Remembering Appointments and How To Be On Time
One aspect of time management is remembering appointments and other special obligations. It is very important to remember such things because it influences the way one is viewed by others. The following strategies may be used to remember meetings with professors or bosses, doctor's appointments, study group meetings, and other obligations. For more information on these strategies, see the complete descriptions in the Memory page.
Break the Normal Pattern
This is the "tie the string around your finger" strategy. Think or do something outlandish and out of the ordinary to trigger your memory of the appointment. For example, tie a penny on your pen to remember to meet with the bank loan officer. Put a band-aid on your hand to remember a doctor's appointment. Tell yourself that when you see a friend, it will remind you about an appointment.
Repeat the details about the appointment (who, where, when) over and over again.
Rhymes and Songs
Make up a rhyme or song to remember the details about the appointment. It is often easier to remember information when it is set to a well-known tune.
Leave notes for yourself everywhere: books, mirror, doors, refrigerator, steering wheel, backpack, purse, wallet, car keys, computer, and microwave. Post-it notes work very well on most surfaces. Use paper and tape if post-it's don't stick.

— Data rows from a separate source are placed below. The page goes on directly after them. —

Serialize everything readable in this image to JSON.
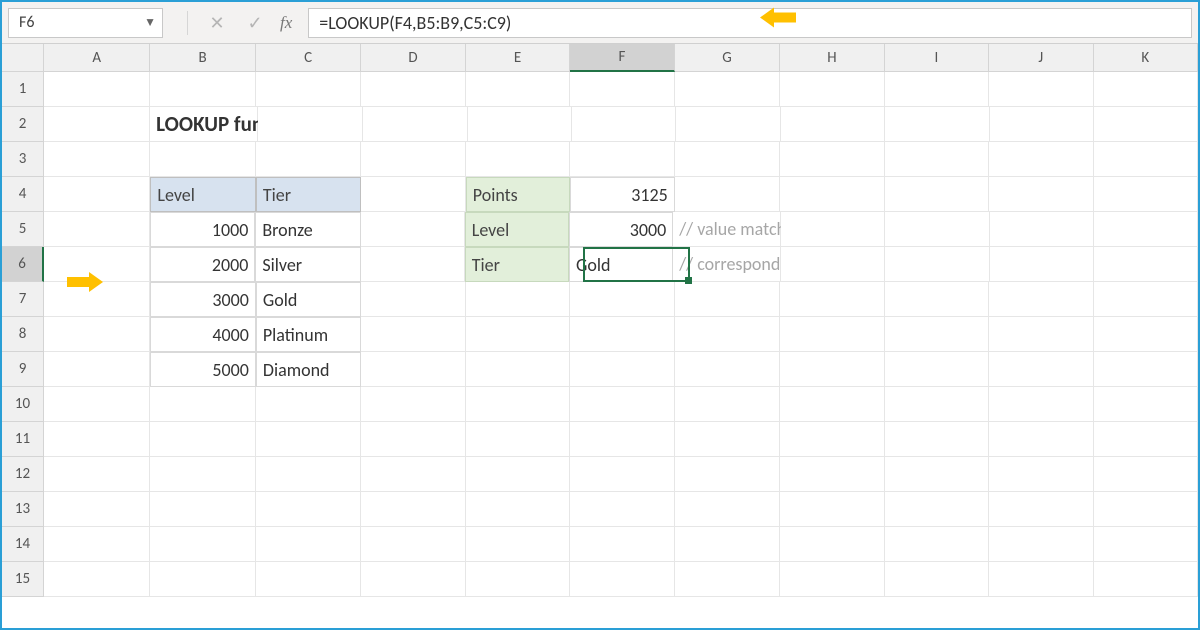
{
  "formula_bar": {
    "cell_ref": "F6",
    "formula": "=LOOKUP(F4,B5:B9,C5:C9)"
  },
  "columns": [
    "A",
    "B",
    "C",
    "D",
    "E",
    "F",
    "G",
    "H",
    "I",
    "J",
    "K"
  ],
  "title": "LOOKUP function",
  "table": {
    "headers": {
      "level": "Level",
      "tier": "Tier"
    },
    "rows": [
      {
        "level": 1000,
        "tier": "Bronze"
      },
      {
        "level": 2000,
        "tier": "Silver"
      },
      {
        "level": 3000,
        "tier": "Gold"
      },
      {
        "level": 4000,
        "tier": "Platinum"
      },
      {
        "level": 5000,
        "tier": "Diamond"
      }
    ]
  },
  "lookup_box": {
    "points_label": "Points",
    "points_value": 3125,
    "level_label": "Level",
    "level_value": 3000,
    "tier_label": "Tier",
    "tier_value": "Gold"
  },
  "comments": {
    "level": "// value matched in level",
    "tier": "// corresponding value in tier"
  },
  "active_cell": "F6"
}
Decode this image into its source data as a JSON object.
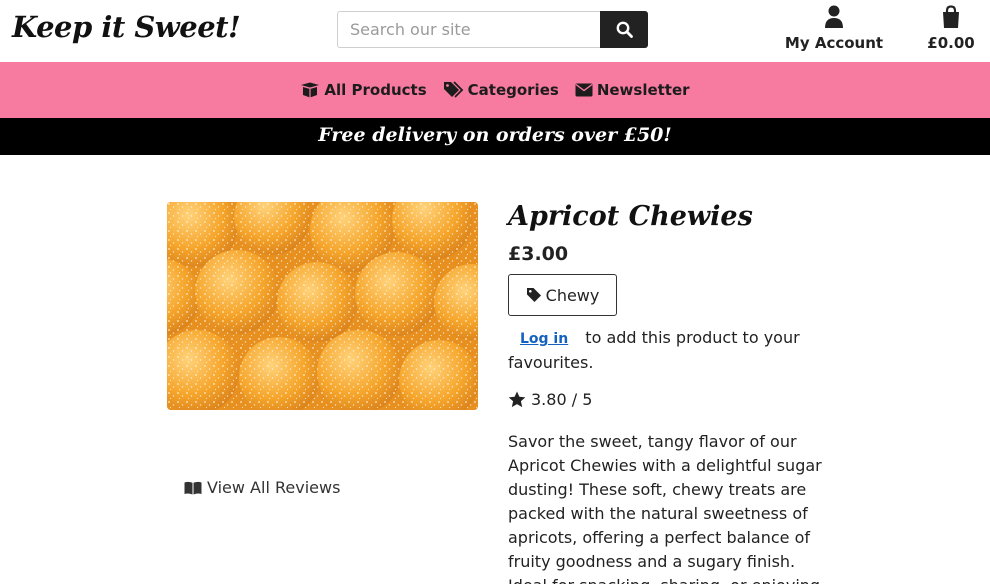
{
  "header": {
    "logo": "Keep it Sweet!",
    "search_placeholder": "Search our site",
    "account_label": "My Account",
    "cart_total": "£0.00"
  },
  "nav": {
    "items": [
      {
        "label": "All Products",
        "icon": "box-open-icon"
      },
      {
        "label": "Categories",
        "icon": "tags-icon"
      },
      {
        "label": "Newsletter",
        "icon": "envelope-icon"
      }
    ]
  },
  "promo": {
    "text": "Free delivery on orders over £50!"
  },
  "product": {
    "title": "Apricot Chewies",
    "price": "£3.00",
    "tag": "Chewy",
    "login_link": "Log in",
    "favourites_text": "to add this product to your favourites.",
    "rating": "3.80 / 5",
    "description": "Savor the sweet, tangy flavor of our Apricot Chewies with a delightful sugar dusting! These soft, chewy treats are packed with the natural sweetness of apricots, offering a perfect balance of fruity goodness and a sugary finish. Ideal for snacking, sharing, or enjoying",
    "reviews_link": "View All Reviews"
  },
  "colors": {
    "nav_background": "#f77aa0",
    "promo_background": "#000000",
    "link": "#1561c0",
    "candy": "#f6a52b"
  }
}
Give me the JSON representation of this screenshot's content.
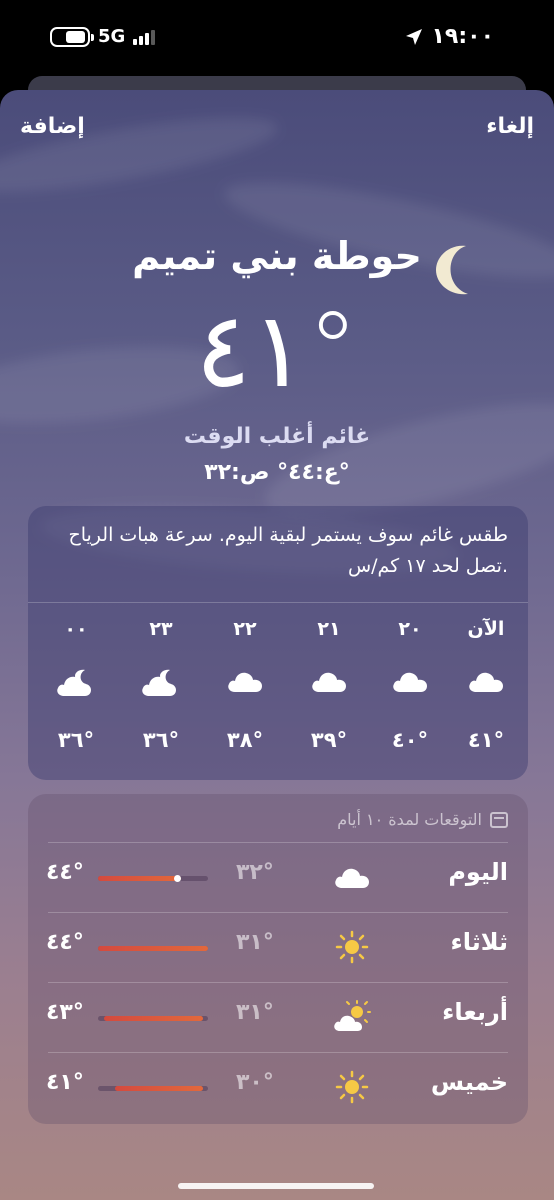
{
  "status_bar": {
    "network": "5G",
    "time": "١٩:٠٠",
    "battery_level": 0.55
  },
  "header": {
    "add_label": "إضافة",
    "cancel_label": "إلغاء"
  },
  "current": {
    "city": "حوطة بني تميم",
    "temperature": "٤١°",
    "condition": "غائم أغلب الوقت",
    "high_low": "ع:٤٤°  ص:٣٢°"
  },
  "hourly": {
    "description": "طقس غائم سوف يستمر لبقية اليوم. سرعة هبات الرياح تصل لحد ١٧ كم/س.",
    "items": [
      {
        "label": "الآن",
        "icon": "cloud-icon",
        "temp": "٤١°"
      },
      {
        "label": "٢٠",
        "icon": "cloud-icon",
        "temp": "٤٠°"
      },
      {
        "label": "٢١",
        "icon": "cloud-icon",
        "temp": "٣٩°"
      },
      {
        "label": "٢٢",
        "icon": "cloud-icon",
        "temp": "٣٨°"
      },
      {
        "label": "٢٣",
        "icon": "cloud-moon-icon",
        "temp": "٣٦°"
      },
      {
        "label": "٠٠",
        "icon": "cloud-moon-icon",
        "temp": "٣٦°"
      }
    ]
  },
  "daily": {
    "header": "التوقعات لمدة ١٠ أيام",
    "days": [
      {
        "name": "اليوم",
        "icon": "cloud-icon",
        "low": "٣٢°",
        "high": "٤٤°",
        "range_start": 0.25,
        "range_end": 1.0,
        "current_marker": 0.27
      },
      {
        "name": "ثلاثاء",
        "icon": "sun-icon",
        "low": "٣١°",
        "high": "٤٤°",
        "range_start": 0.0,
        "range_end": 1.0
      },
      {
        "name": "أربعاء",
        "icon": "sun-cloud-icon",
        "low": "٣١°",
        "high": "٤٣°",
        "range_start": 0.05,
        "range_end": 0.95
      },
      {
        "name": "خميس",
        "icon": "sun-icon",
        "low": "٣٠°",
        "high": "٤١°",
        "range_start": 0.05,
        "range_end": 0.85
      }
    ]
  },
  "colors": {
    "sky_top": "#4b4c7a",
    "sky_bottom": "#a98784",
    "range_hot": "#d44a3e",
    "sun": "#f6c945"
  }
}
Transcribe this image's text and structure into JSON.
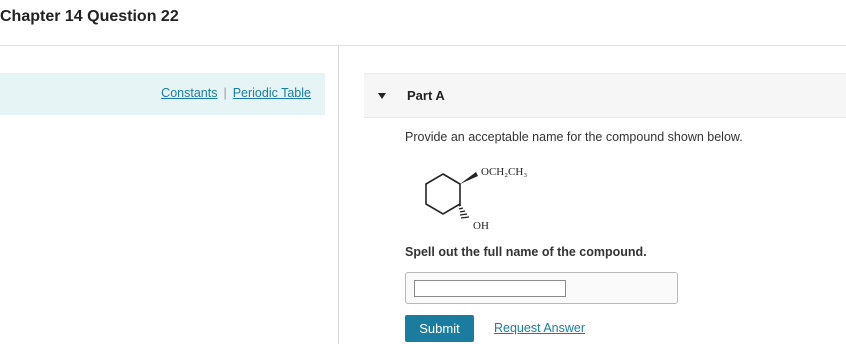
{
  "header": {
    "title": "Chapter 14 Question 22"
  },
  "resources": {
    "constants_label": "Constants",
    "separator": "|",
    "periodic_table_label": "Periodic Table"
  },
  "part": {
    "label": "Part A",
    "instruction": "Provide an acceptable name for the compound shown below.",
    "structure": {
      "substituent_top": "OCH₂CH₃",
      "substituent_bottom": "OH"
    },
    "prompt": "Spell out the full name of the compound.",
    "answer": {
      "value": "",
      "placeholder": ""
    },
    "submit_label": "Submit",
    "request_answer_label": "Request Answer"
  },
  "colors": {
    "accent": "#1a7da0",
    "left_panel_bg": "#e6f4f5",
    "part_header_bg": "#f6f6f6"
  }
}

Try visualizing some picture associated with the appointment in order to trigger your memory. To be effective, make the image as vivid as possible, using colors, sounds, sights, smells, and movement. For example, to remember a meeting with the Art tutor at 3:00, picture a painter with a bright red smock, screaming as she throws purple, blue and yellow paint on a canvas in the shape of a three.
How to be on Time
There are few things that annoy professors, bosses, and professionals more than people who arrive late for classes, meetings, and appointments. Arriving late to a test or sales presentation is unthinkable. It is both rude and disrespectful to enter a classroom or meeting room late. It gives the impression that one thinks the event is not important enough to warrant punctuality. Habitual tardiness leads others to view one negatively. The tips outlined below are intended to help people become more punctual.
Set clocks ahead
Set clocks and watches ahead the number of minutes one is typically late. For example, if you are usually five minutes late, set clocks and watches to run five minutes fast. Then try to forget they are running fast so you don't think you have extra time.
Set two alarms
If you have trouble getting up in the morning, set two alarms. One should ring about five minutes after the other. For early appointments that are really important, set one non-electric alarm clock in case electricity goes out overnight.
Buy alarm clocks without a snooze button as these make it too easy to stay in bed.
Attend to your health
It is easier to be on time when you are well rested and healthy.